Key Laboratory of Bioorganic Phosphorus Chemistry and Chemical Biology, Ministry of Education, Department of Chemistry, Tsinghua University, Beijing, 100084, P. R. China.
Engineering Research Center of Advanced Rare Earth Materials, (Ministry of Education), Department of Chemistry, Tsinghua University, Beijing, 100084, P. R. China.
Angew Chem Int Ed Engl. 2024 Jul 29;63(31):e202402880. doi: 10.1002/anie.202402880. Epub 2024 Jun 26.
Lysine-specific peptide and protein modification strategies are widely used to study charge-related functions and applications. However, these strategies often result in the loss of the positive charge on lysine, significantly impacting the charge-related properties of proteins. Herein, we report a strategy to preserve the positive charge and selectively convert amines in lysine side chains to amidines using nitriles and hydroxylamine under aqueous conditions. Various unprotected peptides and proteins were successfully modified with a high conversion rate. Moreover, the reactive amidine moiety and derived modification site enable subsequent secondary modifications. Notably, positive charges were retained during the modification. Therefore, positive charge-related protein properties, such as liquid-liquid phase separation behaviour of α-synuclein, were not affected. This strategy was subsequently applied to a lysine rich protein to develop an amidine-containing coacervate DNA complex with outstanding mechanical properties. Overall, our innovative strategy provides a new avenue to explore the characteristics of positively charged proteins.
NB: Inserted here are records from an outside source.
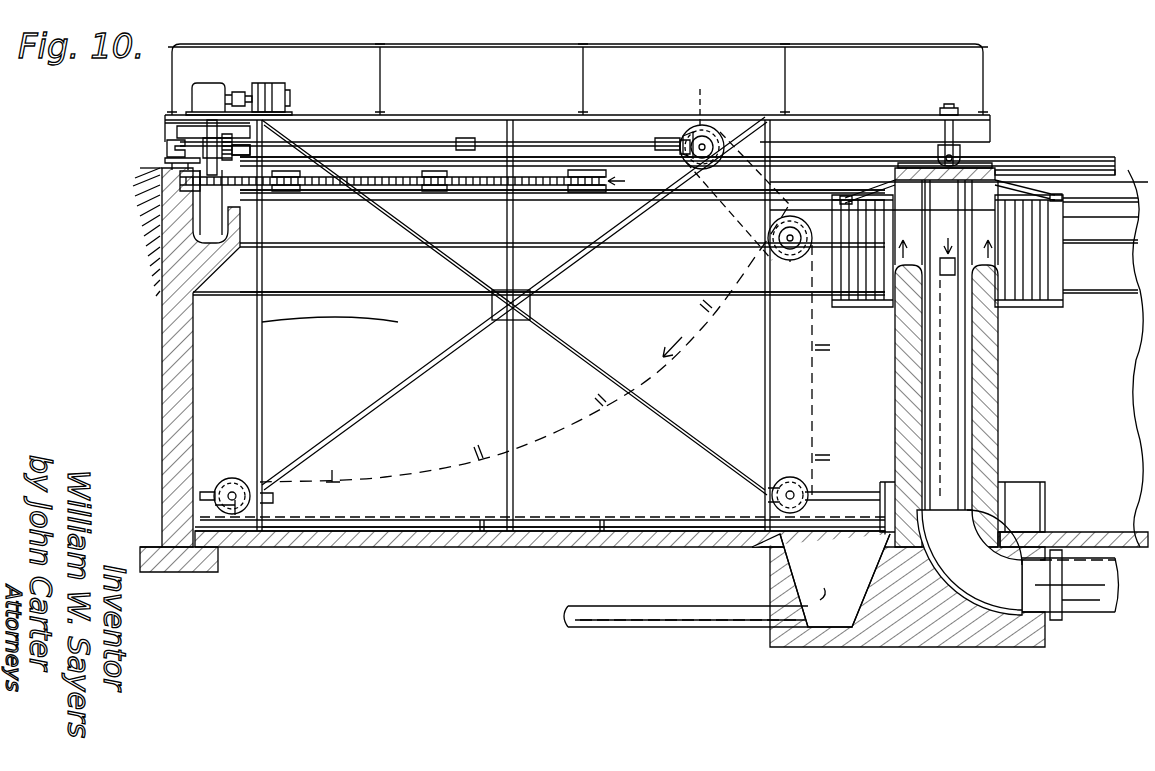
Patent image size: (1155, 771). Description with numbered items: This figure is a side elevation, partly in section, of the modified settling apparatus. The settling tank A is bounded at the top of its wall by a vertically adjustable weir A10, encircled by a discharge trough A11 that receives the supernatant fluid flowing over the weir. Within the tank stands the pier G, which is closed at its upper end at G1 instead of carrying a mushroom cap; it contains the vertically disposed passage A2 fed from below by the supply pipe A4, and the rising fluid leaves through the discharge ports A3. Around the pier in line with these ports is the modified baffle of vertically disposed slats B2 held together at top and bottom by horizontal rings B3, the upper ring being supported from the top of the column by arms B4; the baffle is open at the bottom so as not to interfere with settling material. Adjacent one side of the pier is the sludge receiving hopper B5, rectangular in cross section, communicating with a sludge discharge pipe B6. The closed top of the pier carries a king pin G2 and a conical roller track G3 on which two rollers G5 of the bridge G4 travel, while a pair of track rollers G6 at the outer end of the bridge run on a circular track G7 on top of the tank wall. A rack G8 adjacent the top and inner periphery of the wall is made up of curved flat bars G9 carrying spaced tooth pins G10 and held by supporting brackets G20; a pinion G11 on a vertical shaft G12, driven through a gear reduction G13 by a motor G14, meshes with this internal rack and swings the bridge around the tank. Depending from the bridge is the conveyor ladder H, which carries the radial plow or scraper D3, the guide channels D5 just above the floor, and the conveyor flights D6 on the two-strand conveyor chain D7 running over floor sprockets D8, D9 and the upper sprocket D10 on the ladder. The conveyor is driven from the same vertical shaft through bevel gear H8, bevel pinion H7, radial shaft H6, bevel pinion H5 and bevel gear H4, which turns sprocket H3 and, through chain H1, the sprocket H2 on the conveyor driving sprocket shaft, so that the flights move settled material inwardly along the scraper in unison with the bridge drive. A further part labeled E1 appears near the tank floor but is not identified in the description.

The settling tank A is at (165, 372).
The vertically disposed passage A2 is at (962, 404).
The discharge ports A3 is at (947, 345).
The supply pipe A4 is at (1090, 612).
The weir A10 is at (275, 200).
The discharge trough A11 is at (155, 250).
The vertically disposed slats B2 is at (862, 290).
The horizontal rings B3 is at (1062, 200).
The arms B4 is at (870, 190).
The sludge receiving hopper B5 is at (836, 612).
The sludge discharge pipe B6 is at (668, 622).
The plow, scraper or screed D3 is at (846, 494).
The guide channels D5 is at (446, 524).
The conveyor flights D6 is at (700, 312).
The two-strand conveyor chain D7 is at (808, 378).
The sprocket D8 is at (790, 478).
The sprocket D9 is at (234, 478).
The sprocket D10 is at (790, 262).
The outlet pipe E1 is at (1035, 500).
The pier G is at (990, 372).
The closed upper end of pier G1 is at (992, 168).
The king pin G2 is at (948, 106).
The conical roller track G3 is at (905, 164).
The rollers G5 is at (940, 160).
The bridge G4 is at (598, 128).
The track rollers G6 is at (168, 147).
The circular track G7 is at (166, 163).
The rack G8 is at (120, 226).
The curved flat bars G9 is at (280, 178).
The tooth pins G10 is at (395, 186).
The pinion G11 is at (213, 180).
The vertical shaft G12 is at (205, 140).
The gear reduction G13 is at (210, 90).
The motor G14 is at (268, 88).
The supporting brackets G20 is at (192, 188).
The conveyor ladder H is at (505, 352).
The chain H1 is at (755, 222).
The sprocket H2 is at (780, 218).
The sprocket H3 is at (708, 140).
The bevel gear H4 is at (699, 93).
The bevel pinion H5 is at (686, 138).
The radial shaft H6 is at (405, 142).
The bevel pinion H7 is at (262, 144).
The bevel gear H8 is at (205, 138).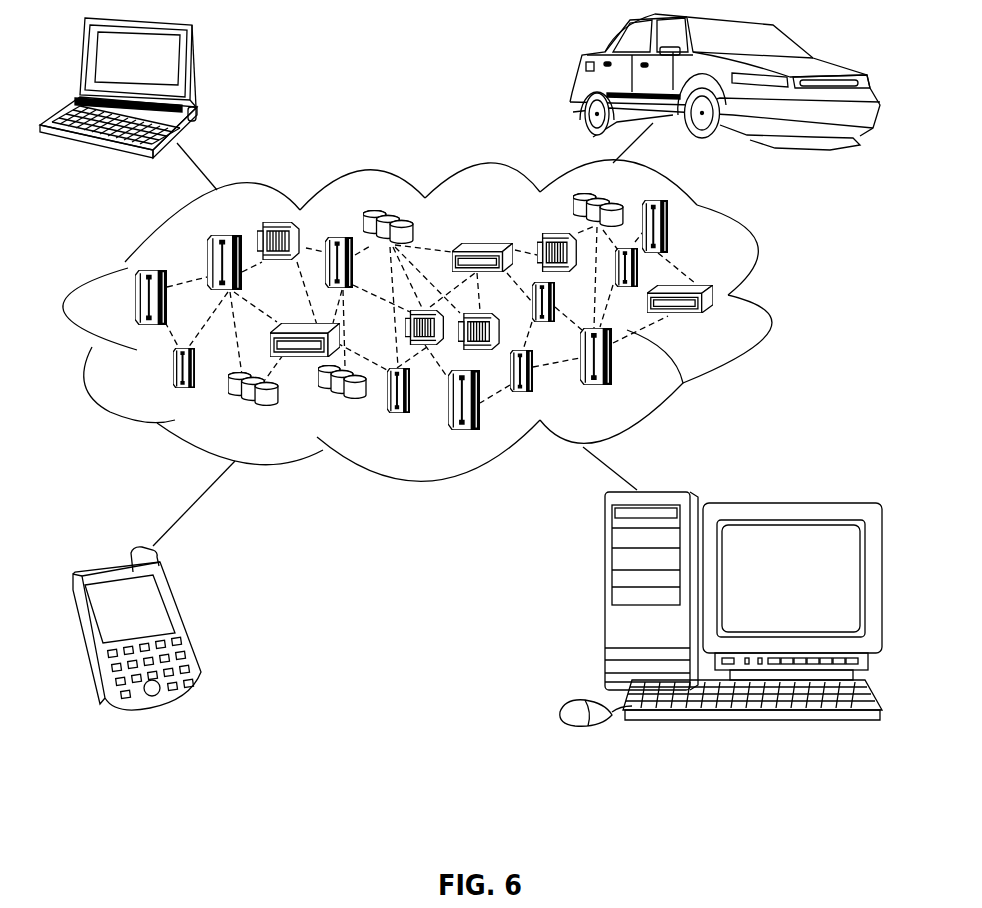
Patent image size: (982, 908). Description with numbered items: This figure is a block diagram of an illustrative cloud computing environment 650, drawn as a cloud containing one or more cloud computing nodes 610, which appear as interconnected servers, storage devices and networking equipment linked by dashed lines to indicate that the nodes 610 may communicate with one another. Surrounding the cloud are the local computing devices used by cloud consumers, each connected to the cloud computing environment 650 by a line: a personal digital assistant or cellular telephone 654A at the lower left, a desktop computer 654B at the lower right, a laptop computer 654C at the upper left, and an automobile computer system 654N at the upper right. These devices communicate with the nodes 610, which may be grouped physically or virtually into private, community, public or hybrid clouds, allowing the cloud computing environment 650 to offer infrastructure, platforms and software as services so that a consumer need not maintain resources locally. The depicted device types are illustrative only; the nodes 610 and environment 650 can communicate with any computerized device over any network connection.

The cloud computing nodes 610 is at (740, 322).
The cloud computing environment 650 is at (758, 262).
The personal digital assistant (PDA) or cellular telephone 654A is at (183, 622).
The desktop computer 654B is at (605, 602).
The laptop computer 654C is at (193, 65).
The automobile computer system 654N is at (580, 70).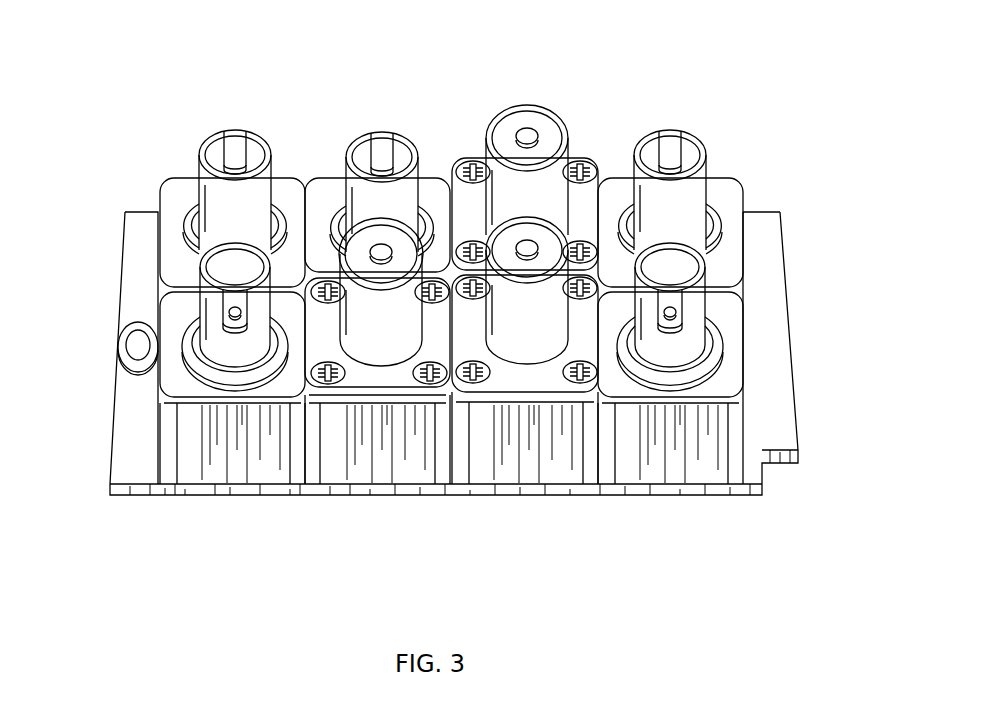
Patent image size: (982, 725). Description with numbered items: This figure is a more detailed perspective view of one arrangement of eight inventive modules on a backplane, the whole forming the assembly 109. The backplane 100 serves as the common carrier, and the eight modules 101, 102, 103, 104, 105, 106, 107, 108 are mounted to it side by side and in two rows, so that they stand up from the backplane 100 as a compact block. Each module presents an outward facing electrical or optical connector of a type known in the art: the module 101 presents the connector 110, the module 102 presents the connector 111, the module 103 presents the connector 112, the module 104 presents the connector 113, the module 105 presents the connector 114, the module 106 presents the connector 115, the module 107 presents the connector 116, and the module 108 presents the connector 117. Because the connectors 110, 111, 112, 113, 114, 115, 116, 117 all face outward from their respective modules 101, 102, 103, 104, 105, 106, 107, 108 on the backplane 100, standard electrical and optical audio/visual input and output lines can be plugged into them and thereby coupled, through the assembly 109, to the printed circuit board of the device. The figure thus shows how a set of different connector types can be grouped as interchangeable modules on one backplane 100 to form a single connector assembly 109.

The backplane 100 is at (128, 458).
The module 101 is at (190, 470).
The module 102 is at (160, 200).
The module 103 is at (353, 470).
The module 104 is at (320, 178).
The module 105 is at (503, 477).
The module 106 is at (590, 160).
The module 107 is at (645, 472).
The module 108 is at (725, 178).
The assembly 109 is at (158, 58).
The connector 110 is at (200, 295).
The connector 111 is at (205, 143).
The connector 112 is at (343, 327).
The connector 113 is at (368, 128).
The connector 114 is at (505, 343).
The connector 115 is at (538, 105).
The connector 116 is at (650, 343).
The connector 117 is at (698, 130).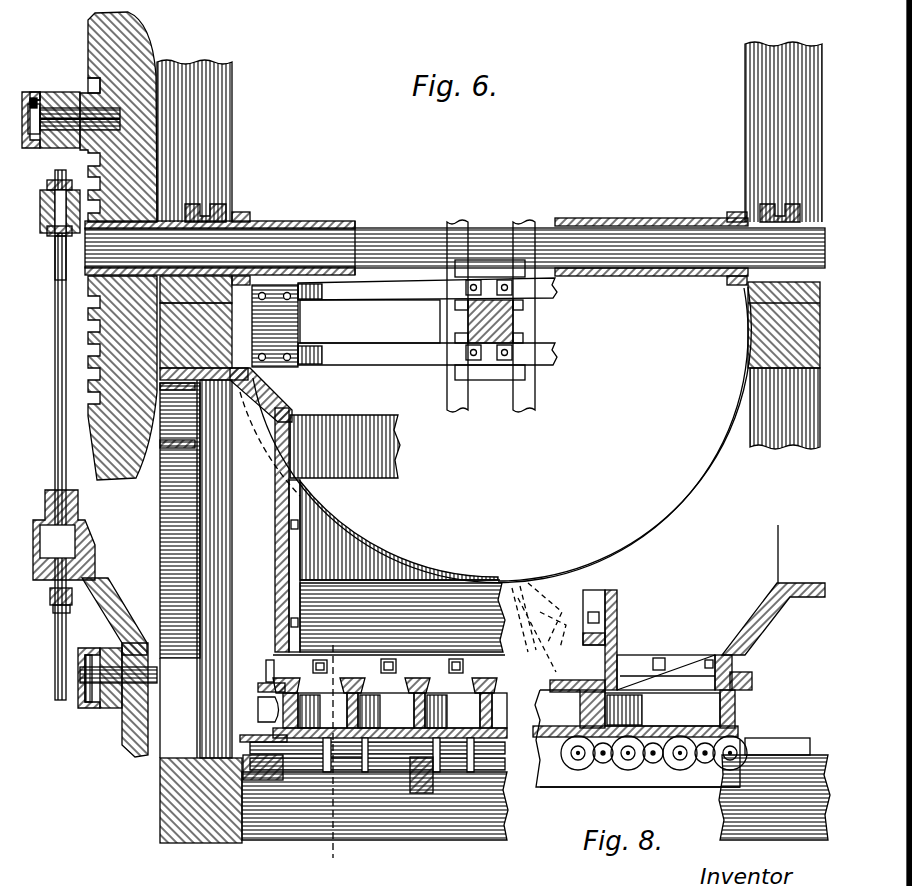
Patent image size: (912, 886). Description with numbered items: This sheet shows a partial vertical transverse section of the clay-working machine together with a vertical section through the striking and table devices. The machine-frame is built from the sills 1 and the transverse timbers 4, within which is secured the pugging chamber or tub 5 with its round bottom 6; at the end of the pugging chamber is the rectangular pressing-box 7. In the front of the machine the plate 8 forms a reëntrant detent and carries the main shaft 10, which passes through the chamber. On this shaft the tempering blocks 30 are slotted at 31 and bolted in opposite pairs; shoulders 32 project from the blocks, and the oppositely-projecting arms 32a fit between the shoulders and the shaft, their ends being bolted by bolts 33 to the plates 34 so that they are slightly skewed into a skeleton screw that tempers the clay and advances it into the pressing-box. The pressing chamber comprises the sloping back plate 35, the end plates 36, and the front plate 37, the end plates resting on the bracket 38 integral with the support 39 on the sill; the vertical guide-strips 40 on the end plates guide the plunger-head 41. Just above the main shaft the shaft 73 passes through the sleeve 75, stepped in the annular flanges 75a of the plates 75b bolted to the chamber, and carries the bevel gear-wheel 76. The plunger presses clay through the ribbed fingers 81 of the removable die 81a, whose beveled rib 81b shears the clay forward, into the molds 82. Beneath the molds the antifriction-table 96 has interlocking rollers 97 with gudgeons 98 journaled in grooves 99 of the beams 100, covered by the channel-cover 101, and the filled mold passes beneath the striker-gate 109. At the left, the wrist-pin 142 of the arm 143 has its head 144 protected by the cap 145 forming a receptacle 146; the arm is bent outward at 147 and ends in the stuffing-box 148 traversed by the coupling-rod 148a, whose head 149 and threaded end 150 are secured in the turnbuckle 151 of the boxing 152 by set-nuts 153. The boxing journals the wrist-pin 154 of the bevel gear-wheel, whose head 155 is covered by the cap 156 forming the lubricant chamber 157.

In FIG. 6, the sills 1 is at (164, 810).
In FIG. 8, the sills 1 is at (775, 830).
In FIG. 6, the transverse timbers 4 is at (431, 830).
In FIG. 6, the pugging chamber or tub 5 is at (494, 435).
In FIG. 6, the round bottom 6 is at (500, 578).
In FIG. 6, the rectangular pressing-box 7 is at (302, 554).
In FIG. 6, the plate 8 is at (332, 761).
In FIG. 6, the main shaft 10 is at (530, 322).
In FIG. 6, the blocks 30 is at (494, 370).
In FIG. 6, the slots 31 is at (457, 340).
In FIG. 6, the shoulders 32 is at (528, 370).
In FIG. 6, the oppositely-projecting arms 32a is at (352, 343).
In FIG. 6, the bolts 33 is at (265, 300).
In FIG. 6, the plates 34 is at (275, 326).
In FIG. 6, the sloping back plate 35 is at (300, 606).
In FIG. 8, the sloping back plate 35 is at (757, 624).
In FIG. 6, the end plates 36 is at (302, 596).
In FIG. 8, the front plate 37 is at (617, 605).
In FIG. 6, the bracket 38 is at (178, 452).
In FIG. 6, the support 39 is at (175, 708).
In FIG. 6, the vertical guide-strips 40 is at (290, 509).
In FIG. 6, the plunger-head 41 is at (345, 446).
In FIG. 6, the shaft 73 is at (305, 232).
In FIG. 6, the sleeve 75 is at (386, 230).
In FIG. 6, the annular flanges 75a is at (243, 214).
In FIG. 6, the plates 75b is at (218, 210).
In FIG. 6, the bevel gear-wheel 76 is at (147, 48).
In FIG. 6, the ribbed fingers 81 is at (410, 679).
In FIG. 8, the ribbed fingers 81 is at (696, 680).
In FIG. 6, the removable die 81a is at (435, 680).
In FIG. 8, the removable die 81a is at (735, 690).
In FIG. 6, the beveled rib 81b is at (350, 671).
In FIG. 8, the beveled rib 81b is at (682, 668).
In FIG. 6, the molds 82 is at (403, 710).
In FIG. 8, the molds 82 is at (662, 709).
In FIG. 8, the antifriction-table 96 is at (640, 780).
In FIG. 6, the interlocking rollers 97 is at (378, 770).
In FIG. 8, the interlocking rollers 97 is at (580, 760).
In FIG. 6, the gudgeons 98 is at (500, 752).
In FIG. 8, the gudgeons 98 is at (702, 760).
In FIG. 6, the grooves 99 is at (268, 780).
In FIG. 6, the beams 100 is at (283, 776).
In FIG. 6, the channel-cover 101 is at (250, 741).
In FIG. 8, the striker-gate 109 is at (582, 680).
In FIG. 6, the wrist-pin 142 is at (138, 668).
In FIG. 6, the arm 143 is at (108, 602).
In FIG. 6, the head 144 is at (78, 660).
In FIG. 6, the cap 145 is at (85, 695).
In FIG. 6, the receptacle 146 is at (92, 708).
In FIG. 6, the bend 147 is at (54, 597).
In FIG. 6, the stuffing-box 148 is at (42, 522).
In FIG. 6, the coupling-rod 148a is at (56, 450).
In FIG. 6, the head 149 is at (57, 600).
In FIG. 6, the threaded end 150 is at (50, 184).
In FIG. 6, the turnbuckle 151 is at (48, 218).
In FIG. 6, the boxing 152 is at (52, 92).
In FIG. 6, the set-nuts 153 is at (47, 205).
In FIG. 6, the wrist-pin 154 is at (74, 119).
In FIG. 6, the head 155 is at (38, 93).
In FIG. 6, the cap 156 is at (24, 93).
In FIG. 6, the chamber 157 is at (32, 96).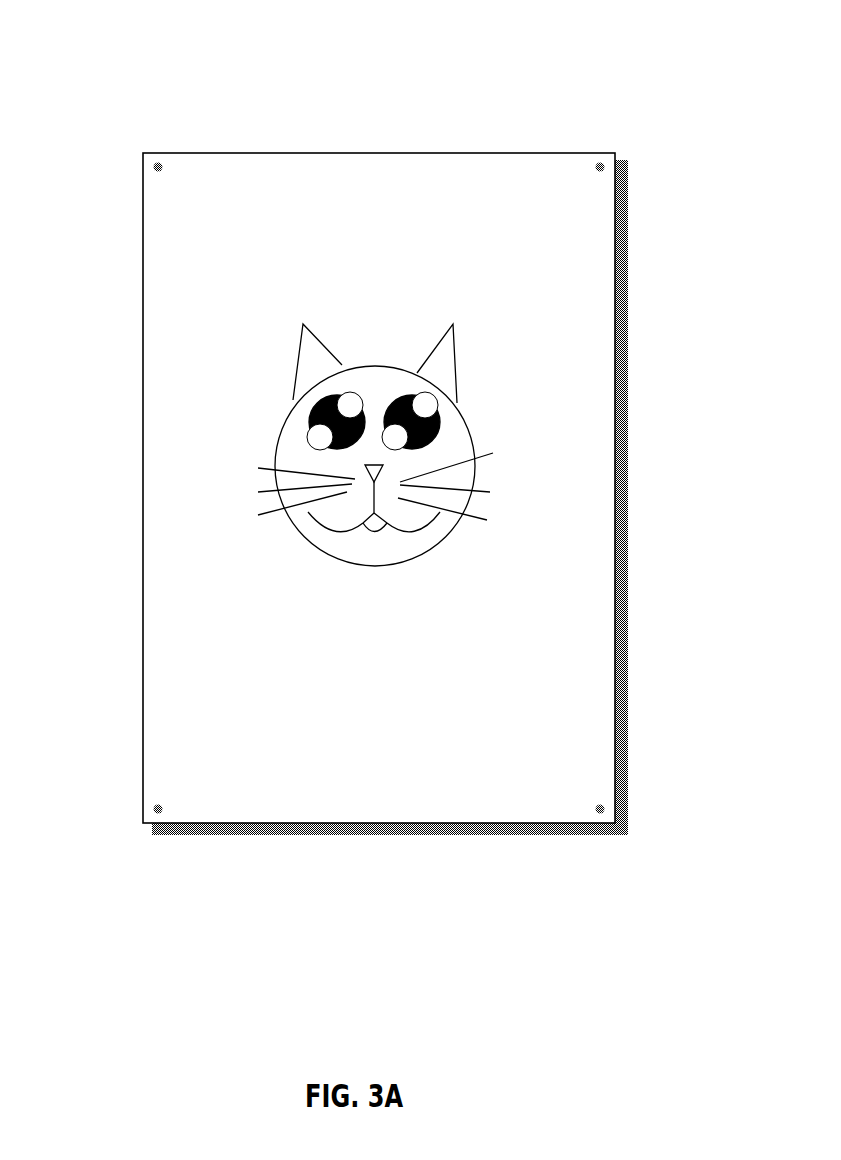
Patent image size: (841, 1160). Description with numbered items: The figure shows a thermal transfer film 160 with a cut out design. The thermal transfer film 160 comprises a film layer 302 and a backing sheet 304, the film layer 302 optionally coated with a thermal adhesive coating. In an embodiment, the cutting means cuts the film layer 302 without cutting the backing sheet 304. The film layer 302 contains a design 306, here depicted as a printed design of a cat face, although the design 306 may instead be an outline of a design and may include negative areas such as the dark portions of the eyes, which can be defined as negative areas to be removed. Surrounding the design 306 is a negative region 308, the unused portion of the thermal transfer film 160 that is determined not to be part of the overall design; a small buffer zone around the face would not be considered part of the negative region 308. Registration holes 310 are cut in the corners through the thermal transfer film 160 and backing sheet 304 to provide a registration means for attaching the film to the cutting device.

The thermal transfer film 160 is at (389, 507).
The film layer 302 is at (498, 827).
The backing sheet 304 is at (628, 665).
The design 306 is at (247, 447).
The negative region 308 is at (348, 757).
The registration holes 310 is at (142, 160).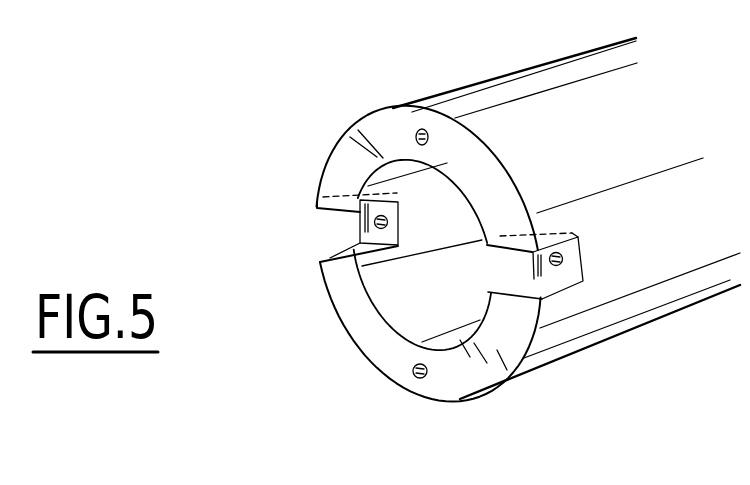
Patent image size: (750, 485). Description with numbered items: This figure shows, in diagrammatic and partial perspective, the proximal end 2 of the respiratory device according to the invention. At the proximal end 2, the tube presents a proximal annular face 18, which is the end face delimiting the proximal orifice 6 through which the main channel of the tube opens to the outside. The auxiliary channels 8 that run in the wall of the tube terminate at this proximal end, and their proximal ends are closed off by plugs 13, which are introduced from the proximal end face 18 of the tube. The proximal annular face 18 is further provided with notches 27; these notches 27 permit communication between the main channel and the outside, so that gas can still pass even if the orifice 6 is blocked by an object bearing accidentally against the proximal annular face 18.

赖氨酸特异性肽和蛋白质修饰策略被广泛用于研究与电荷相关的功能和应用。然而,这些策略通常会导致赖氨酸上正电荷的损失,从而显著影响蛋白质的电荷相关性质。在此,我们报告了一种策略,即在水相条件下使用腈和羟胺将赖氨酸侧链上的胺选择性转化为脒基,同时保留正电荷。各种未保护的肽和蛋白质都可以高转化率进行修饰。此外,反应性的脒基部分和衍生的修饰位点能够实现后续的二次修饰。值得注意的是,修饰过程中保留了正电荷。因此,与正电荷相关的蛋白质性质,如α-突触核蛋白的液-液相分离行为,不受影响。该策略随后被应用于富含赖氨酸的蛋白质,开发了一种具有出色机械性能的含脒共凝聚体 DNA 复合物。总体而言,我们的创新策略为探索带正电荷蛋白质的特性提供了新途径。